DL is a form of technology-enabled learning that has been progressively incorporated into undergraduate medical education over the years.(5,6) However, this pivot towards DL was sudden and huge; it posed some challenges to both tutors and students, as follows. The foundation of DL was dependent on the adoption of digital skills such as online content creation or video conferencing and the provision of technological equipment, including laptops and webcams.(7) Many tutors were required, at short notice, to learn these digital skills, be adept in them and to apply them during their online teaching sessions. Some of the impediments faced were the lack of resources to learn the digital skills or the lack of guidance on how to conduct DL.(8) This was probably more difficult for the senior tutors who conducted only traditional face-to-face teaching or those who were less familiar with digital learning.(9) Fortunately, most doctors were quick learners and could adapt, albeit with a steep learning curve.
A major limitation of DL vis-a-vis face-to-face teaching was the lack of bedside patient interactions.(10) The art of medicine revolves around doctor-patient interactions, and many core skills, such as history-taking and physical examination, require the student to physically interact with the patient. Therefore, DL could not totally replace all critical bedside skills.(11) The downstream impact would likely be the greatest for the Phase III students, as their opportunities to accrue these clinical skills in their first major clinical year were significantly curtailed.

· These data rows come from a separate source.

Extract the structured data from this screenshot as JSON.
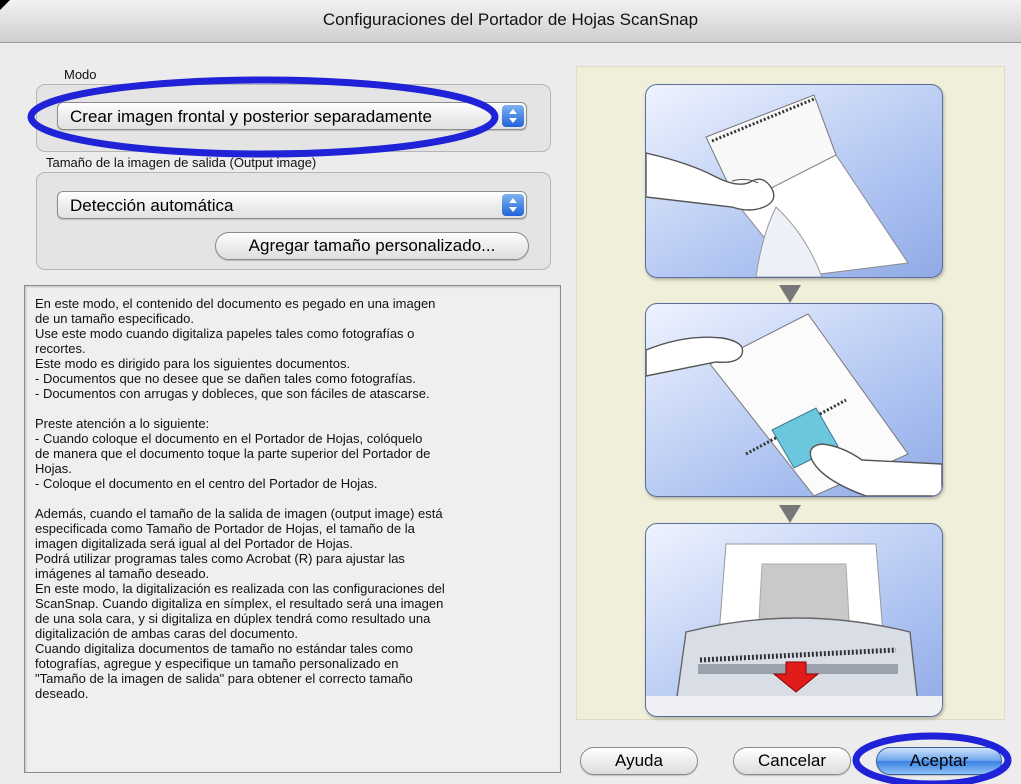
{
  "window": {
    "title": "Configuraciones del Portador de Hojas ScanSnap"
  },
  "mode": {
    "label": "Modo",
    "selected": "Crear imagen frontal y posterior separadamente"
  },
  "output_size": {
    "label": "Tamaño de la imagen de salida (Output image)",
    "selected": "Detección automática",
    "add_custom_button": "Agregar tamaño personalizado..."
  },
  "description": {
    "lines": [
      "En este modo, el contenido del documento es pegado en una imagen",
      "de un tamaño especificado.",
      "Use este modo cuando digitaliza papeles tales como fotografías o",
      "recortes.",
      "Este modo es dirigido para los siguientes documentos.",
      " - Documentos que no desee que se dañen tales como fotografías.",
      " - Documentos con arrugas y dobleces, que son fáciles de atascarse.",
      "",
      "Preste atención a lo siguiente:",
      " - Cuando coloque el documento en el Portador de Hojas,  colóquelo",
      "de manera que el documento toque  la parte superior del Portador de",
      "Hojas.",
      " - Coloque el documento en el centro del Portador de Hojas.",
      "",
      "Además, cuando el tamaño de la salida de imagen (output image) está",
      "especificada como Tamaño de Portador de Hojas, el tamaño de la",
      "imagen digitalizada será igual al del Portador de Hojas.",
      "Podrá utilizar programas tales como Acrobat (R) para ajustar las",
      "imágenes al tamaño deseado.",
      "En este modo, la digitalización es realizada con las configuraciones del",
      "ScanSnap. Cuando digitaliza en símplex, el resultado será una imagen",
      "de una sola cara, y si digitaliza en dúplex tendrá como resultado una",
      "digitalización de ambas caras del documento.",
      "Cuando digitaliza documentos de tamaño no estándar tales como",
      "fotografías, agregue y especifique un tamaño personalizado en",
      "\"Tamaño de la imagen de salida\" para obtener el correcto tamaño",
      "deseado."
    ]
  },
  "buttons": {
    "help": "Ayuda",
    "cancel": "Cancelar",
    "ok": "Aceptar"
  },
  "colors": {
    "annotation": "#1f22d6",
    "default_button": "#3c82e4",
    "illustration_background": "#f0efd9",
    "frame_background": "#a9bff0"
  }
}
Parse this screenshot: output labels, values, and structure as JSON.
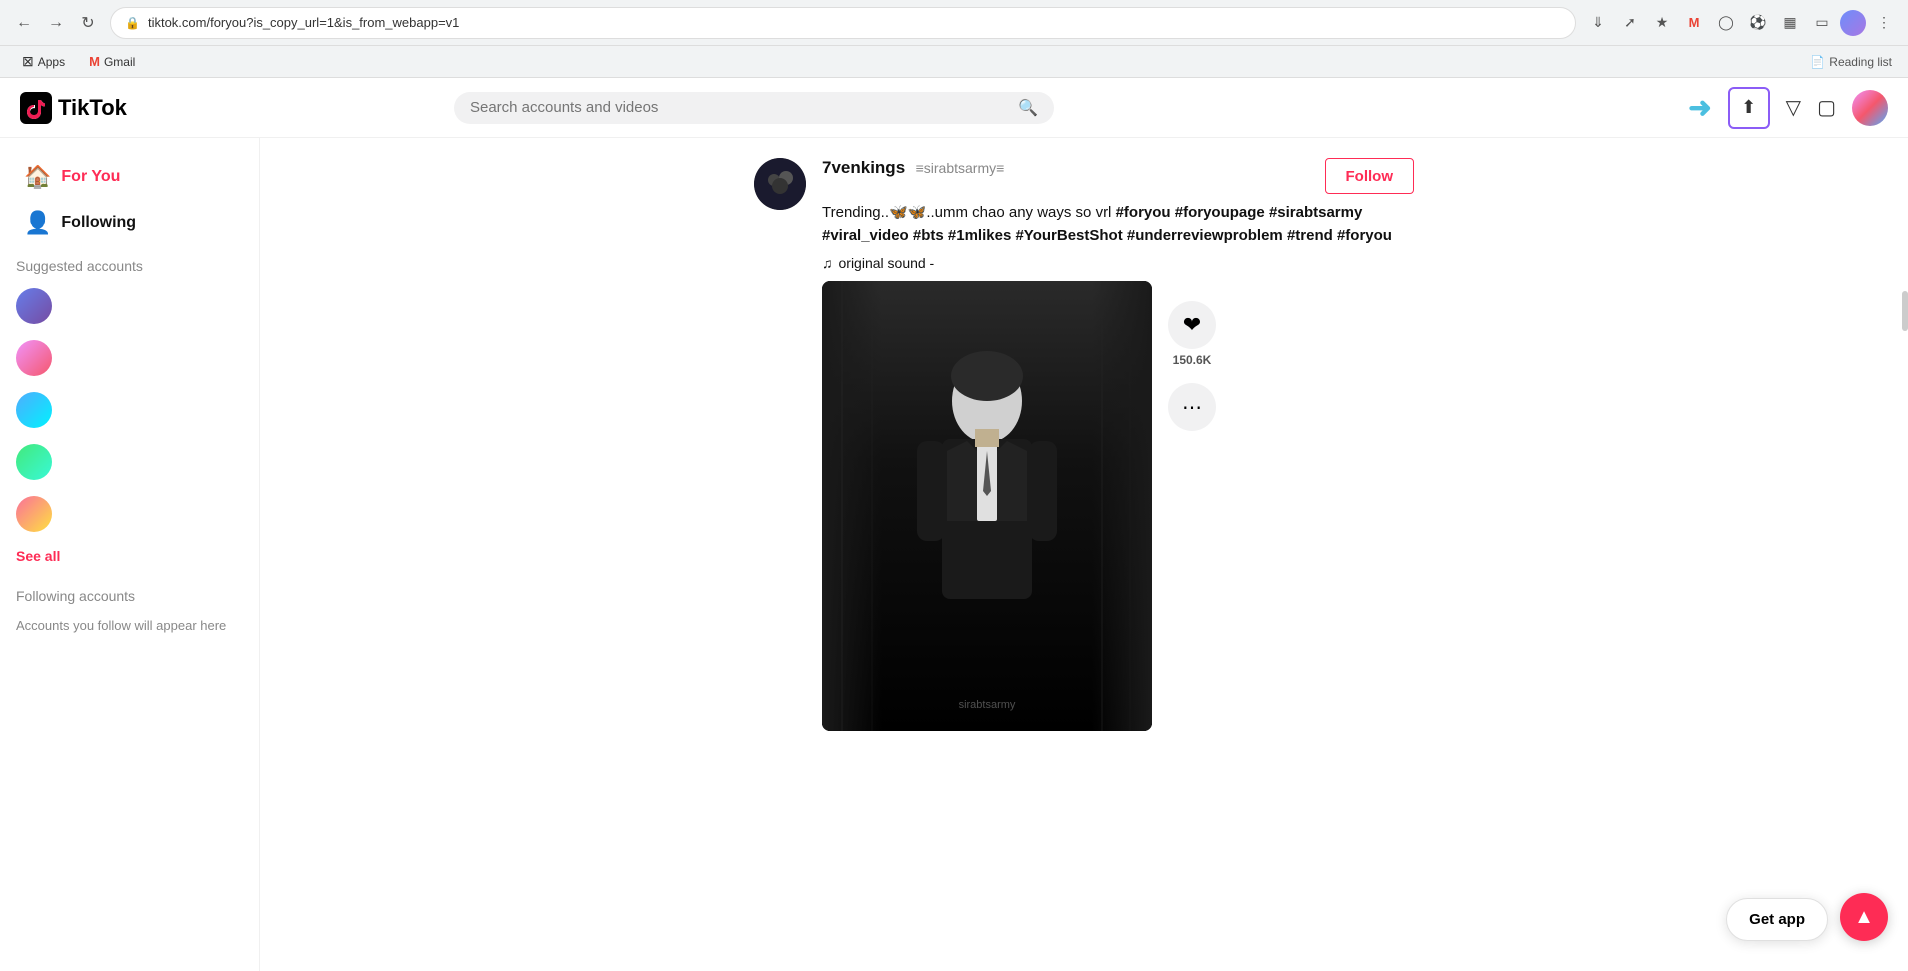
{
  "browser": {
    "back_disabled": false,
    "forward_disabled": false,
    "url": "tiktok.com/foryou?is_copy_url=1&is_from_webapp=v1",
    "bookmarks": [
      {
        "id": "apps",
        "label": "Apps",
        "icon": "⊞"
      },
      {
        "id": "gmail",
        "label": "Gmail",
        "icon": "M"
      }
    ],
    "reading_list_label": "Reading list"
  },
  "header": {
    "logo_text": "TikTok",
    "search_placeholder": "Search accounts and videos",
    "upload_label": "Upload",
    "nav_icons": {
      "upload": "⬆",
      "filter": "▽",
      "message": "☐"
    }
  },
  "sidebar": {
    "nav_items": [
      {
        "id": "for-you",
        "label": "For You",
        "icon": "🏠",
        "active": true
      },
      {
        "id": "following",
        "label": "Following",
        "icon": "👤",
        "active": false
      }
    ],
    "suggested_accounts_title": "Suggested accounts",
    "accounts": [
      {
        "id": "acc1",
        "avatar_class": "avatar-1"
      },
      {
        "id": "acc2",
        "avatar_class": "avatar-2"
      },
      {
        "id": "acc3",
        "avatar_class": "avatar-3"
      },
      {
        "id": "acc4",
        "avatar_class": "avatar-4"
      },
      {
        "id": "acc5",
        "avatar_class": "avatar-5"
      }
    ],
    "see_all_label": "See all",
    "following_accounts_title": "Following accounts",
    "following_empty_text": "Accounts you follow will appear here"
  },
  "post": {
    "username": "7venkings",
    "handle": "≡sirabtsarmy≡",
    "description": "Trending..🦋🦋..umm chao any ways so vrl #foryou #foryoupage #sirabtsarmy #viral_video #bts #1mlikes #YourBestShot #underreviewproblem #trend #foryou",
    "sound": "original sound -",
    "sound_icon": "♪",
    "follow_label": "Follow",
    "likes_count": "150.6K",
    "watermark": "sirabtsarmy",
    "more_icon": "···"
  },
  "floating": {
    "get_app_label": "Get app",
    "scroll_top_icon": "▲"
  }
}
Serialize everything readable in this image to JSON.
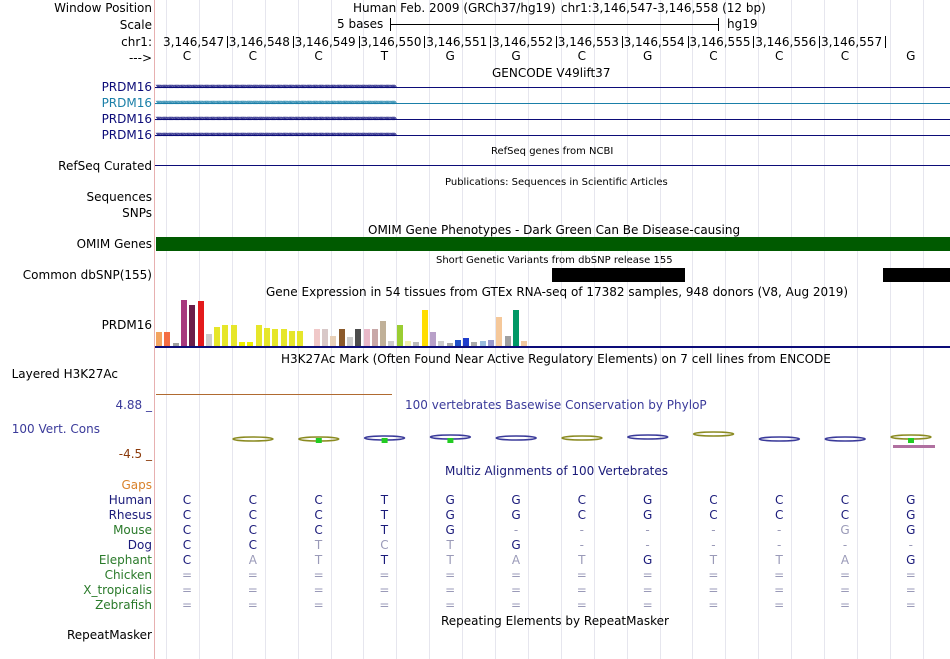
{
  "header": {
    "window_position_label": "Window Position",
    "scale_label": "Scale",
    "chrom_label": "chr1:",
    "strand_label": "--->",
    "assembly": "Human Feb. 2009 (GRCh37/hg19)",
    "position": "chr1:3,146,547-3,146,558 (12 bp)",
    "scale_text": "5 bases",
    "db": "hg19"
  },
  "ruler": {
    "ticks": [
      "3,146,547",
      "3,146,548",
      "3,146,549",
      "3,146,550",
      "3,146,551",
      "3,146,552",
      "3,146,553",
      "3,146,554",
      "3,146,555",
      "3,146,556",
      "3,146,557"
    ],
    "bases": [
      "C",
      "C",
      "C",
      "T",
      "G",
      "G",
      "C",
      "G",
      "C",
      "C",
      "C",
      "G"
    ]
  },
  "tracks": {
    "gencode": {
      "title": "GENCODE V49lift37",
      "genes": [
        {
          "label": "PRDM16",
          "color": "#0c0c78"
        },
        {
          "label": "PRDM16",
          "color": "#1a7fa8"
        },
        {
          "label": "PRDM16",
          "color": "#0c0c78"
        },
        {
          "label": "PRDM16",
          "color": "#0c0c78"
        }
      ]
    },
    "refseq": {
      "label": "RefSeq Curated",
      "title": "RefSeq genes from NCBI",
      "color": "#0c0c78"
    },
    "publications": {
      "label": "Sequences",
      "title": "Publications: Sequences in Scientific Articles"
    },
    "snps": {
      "label": "SNPs"
    },
    "omim": {
      "label": "OMIM Genes",
      "title": "OMIM Gene Phenotypes - Dark Green Can Be Disease-causing",
      "color": "#005a00"
    },
    "dbsnp": {
      "label": "Common dbSNP(155)",
      "title": "Short Genetic Variants from dbSNP release 155"
    },
    "gtex": {
      "label": "PRDM16",
      "title": "Gene Expression in 54 tissues from GTEx RNA-seq of 17382 samples, 948 donors (V8, Aug 2019)",
      "bars": [
        {
          "v": 0.3,
          "c": "#f3a45f"
        },
        {
          "v": 0.3,
          "c": "#f46d43"
        },
        {
          "v": 0.07,
          "c": "#a0a0a0"
        },
        {
          "v": 1.0,
          "c": "#a7387e"
        },
        {
          "v": 0.9,
          "c": "#6b1d4a"
        },
        {
          "v": 0.98,
          "c": "#e31a1c"
        },
        {
          "v": 0.25,
          "c": "#cccccc"
        },
        {
          "v": 0.42,
          "c": "#e6e62a"
        },
        {
          "v": 0.45,
          "c": "#e6e62a"
        },
        {
          "v": 0.45,
          "c": "#e6e62a"
        },
        {
          "v": 0.08,
          "c": "#eeee00"
        },
        {
          "v": 0.08,
          "c": "#eeee00"
        },
        {
          "v": 0.45,
          "c": "#e6e62a"
        },
        {
          "v": 0.4,
          "c": "#e6e62a"
        },
        {
          "v": 0.38,
          "c": "#e6e62a"
        },
        {
          "v": 0.36,
          "c": "#e6e62a"
        },
        {
          "v": 0.32,
          "c": "#e6e62a"
        },
        {
          "v": 0.32,
          "c": "#e6e62a"
        },
        {
          "v": 0.0,
          "c": "#ffffff"
        },
        {
          "v": 0.36,
          "c": "#f0c8c8"
        },
        {
          "v": 0.36,
          "c": "#d8c8c8"
        },
        {
          "v": 0.22,
          "c": "#e8d0b8"
        },
        {
          "v": 0.36,
          "c": "#8b5a2b"
        },
        {
          "v": 0.2,
          "c": "#cccccc"
        },
        {
          "v": 0.36,
          "c": "#4d4d4d"
        },
        {
          "v": 0.38,
          "c": "#e8b8c8"
        },
        {
          "v": 0.36,
          "c": "#c8a8a8"
        },
        {
          "v": 0.55,
          "c": "#c0b098"
        },
        {
          "v": 0.1,
          "c": "#cccccc"
        },
        {
          "v": 0.45,
          "c": "#9acd32"
        },
        {
          "v": 0.1,
          "c": "#f0f0b0"
        },
        {
          "v": 0.08,
          "c": "#bbbbbb"
        },
        {
          "v": 0.78,
          "c": "#ffdd00"
        },
        {
          "v": 0.3,
          "c": "#b8a0c8"
        },
        {
          "v": 0.1,
          "c": "#cccccc"
        },
        {
          "v": 0.06,
          "c": "#aaaaaa"
        },
        {
          "v": 0.12,
          "c": "#2050c8"
        },
        {
          "v": 0.18,
          "c": "#1e3ccc"
        },
        {
          "v": 0.08,
          "c": "#aaaaaa"
        },
        {
          "v": 0.1,
          "c": "#99bbdd"
        },
        {
          "v": 0.12,
          "c": "#9999cc"
        },
        {
          "v": 0.62,
          "c": "#f5c89a"
        },
        {
          "v": 0.22,
          "c": "#a0a0a0"
        },
        {
          "v": 0.78,
          "c": "#009966"
        },
        {
          "v": 0.1,
          "c": "#f0c8a0"
        }
      ]
    },
    "h3k27ac": {
      "label": "Layered H3K27Ac",
      "title": "H3K27Ac Mark (Often Found Near Active Regulatory Elements) on 7 cell lines from ENCODE"
    },
    "conservation": {
      "label": "100 Vert. Cons",
      "title": "100 vertebrates Basewise Conservation by PhyloP",
      "ymax": "4.88 _",
      "ymin": "-4.5 _",
      "color_positive": "#3a3a9a",
      "color_negative": "#8b3a0a"
    },
    "multiz": {
      "title": "Multiz Alignments of 100 Vertebrates",
      "gaps_label": "Gaps",
      "species": [
        {
          "name": "Human",
          "color": "#1a1a7a",
          "bases": [
            "C",
            "C",
            "C",
            "T",
            "G",
            "G",
            "C",
            "G",
            "C",
            "C",
            "C",
            "G"
          ]
        },
        {
          "name": "Rhesus",
          "color": "#1a1a7a",
          "bases": [
            "C",
            "C",
            "C",
            "T",
            "G",
            "G",
            "C",
            "G",
            "C",
            "C",
            "C",
            "G"
          ]
        },
        {
          "name": "Mouse",
          "color": "#2a7a2a",
          "bases": [
            "C",
            "C",
            "C",
            "T",
            "G",
            "-",
            "-",
            "-",
            "-",
            "-",
            "G",
            "G"
          ]
        },
        {
          "name": "Dog",
          "color": "#1a1a7a",
          "bases": [
            "C",
            "C",
            "T",
            "C",
            "T",
            "G",
            "-",
            "-",
            "-",
            "-",
            "-",
            "-"
          ]
        },
        {
          "name": "Elephant",
          "color": "#2a7a2a",
          "bases": [
            "C",
            "A",
            "T",
            "T",
            "T",
            "A",
            "T",
            "G",
            "T",
            "T",
            "A",
            "G"
          ]
        },
        {
          "name": "Chicken",
          "color": "#2a7a2a",
          "bases": [
            "=",
            "=",
            "=",
            "=",
            "=",
            "=",
            "=",
            "=",
            "=",
            "=",
            "=",
            "="
          ]
        },
        {
          "name": "X_tropicalis",
          "color": "#2a7a2a",
          "bases": [
            "=",
            "=",
            "=",
            "=",
            "=",
            "=",
            "=",
            "=",
            "=",
            "=",
            "=",
            "="
          ]
        },
        {
          "name": "Zebrafish",
          "color": "#2a7a2a",
          "bases": [
            "=",
            "=",
            "=",
            "=",
            "=",
            "=",
            "=",
            "=",
            "=",
            "=",
            "=",
            "="
          ]
        }
      ]
    },
    "repeatmasker": {
      "label": "RepeatMasker",
      "title": "Repeating Elements by RepeatMasker"
    }
  }
}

To minimise these limitations, many measures were introduced, such as online live history-taking sessions and incorporation of SPs in assessments and exams.
When conducting face-to-face teachings, the tutor often used various sensory modalities to engage with the students, such as body language and intonation. However, not all of these modalities can be created successfully, in partial or in full, during DL sessions, when one is facing a screen. A student might feel socially isolated if there is little or no interaction during DL.(12) With this in mind, the school strongly encouraged online teaching to be interactive. Almost every paediatric home-based learning session was interactive, with questions built into the cases. There were sufficient questions for the tutor to ask at least one question to every student during each session. Owing to the lack of physical presence, tutors also needed to be more aware of the students’ mood by attempting to hear between the lines and read the students’ body language through the screens.(13) It was difficult for tutors to identify a struggling student in a large group teaching. Hence, the core tutor concept was implemented to mitigate this.
CONCLUSIONS
NUS Medicine is much more prepared today than it was during the SARS outbreak. The implementation of technology-based teaching and learning, standardised patients, simulators and task trainers had been in place for several years before COVID-19 struck. This allowed the school to adapt quickly and reduce the impact on student learning during the outbreak. While there were some constraints in the initial implementation of these adaptations, many measures were adopted to minimise the impact and many tutors quickly caught on to technology-enabled learning. We were also very fortunate to have a large database of SPs that the school managed to mobilise quickly to assist in teaching as well as in examinations. Most importantly, the collective effort from the staff, strong support from the leadership and students’ adaptation to the situation tremendously helped to ease the transition.